As the album artwork suggests, chrome is a central theme on ‘AZD’. Quoting from his Bandcamp page, chrome is described “both as a reflective surface to see the self in, and as something that carves luminous voids out of any colour and fine focuses white and black”. The first few tracks on the album are reminiscent of the classic Actress sound, found on previous records such as ‘R.I.P.’ and ‘Ghettoville’. ‘AZD’ begins with a popping synth dancing around on top of some piano chords, before launching into the second track ‘UNTITLED 7’ where layers of strings and uncompromising synths build, before a bass drum is released and kicks through the mix.
‘CYN’, is certainly one of the most interesting and unique tracks on the album. On this track, Cunningham utilises several vocal samples over a beat that evolves from a hip-hop influenced off-beat distorted rhythm to a more stable techno style beat in the second half of the track. Interesting other-worldly synth pads provide the perfect bedding for this stand out track.

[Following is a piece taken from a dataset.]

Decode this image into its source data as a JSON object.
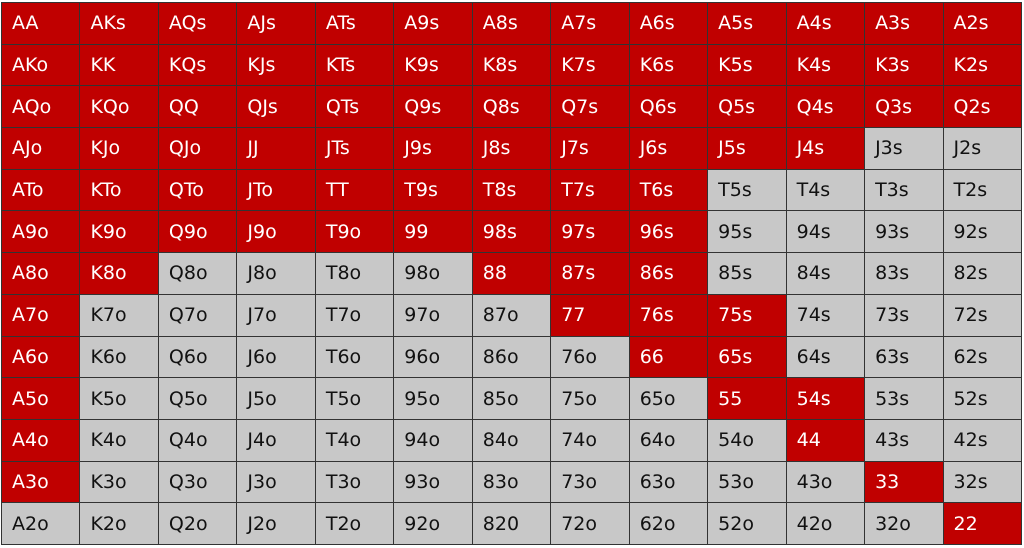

The album progresses into a more dance friendly section, with ‘X22RME’ and ‘RUNNER’ providing some hypnotic rhythms to get lost in. Another real eye opening moment from the album comes on ‘FAURE IN CHROME’, where the vibe is completely transformed. Stemming from Cunningham’s collaboration with the London Contemporary Orchestra, a rendition of ‘Faure’s Requiem’ fades in, before a mangled electronic synth and interference slowly entwines itself and runs through the spectrum covered by the orchestra. Although this is a truly unique track, and a great demonstration of experimentation, it does not quite have the same appeal as the rest of the album.
Cunningham has produced a brilliant dark journey through a world of chrome as relentless popping synth work and entrancing drum patterns characterise much of the album. ‘AZD’ can be described as nothing short of supremely unique, with the eerie radiance that the album gives off, allowing for the listener to become completely lost in Cunningham’s own world.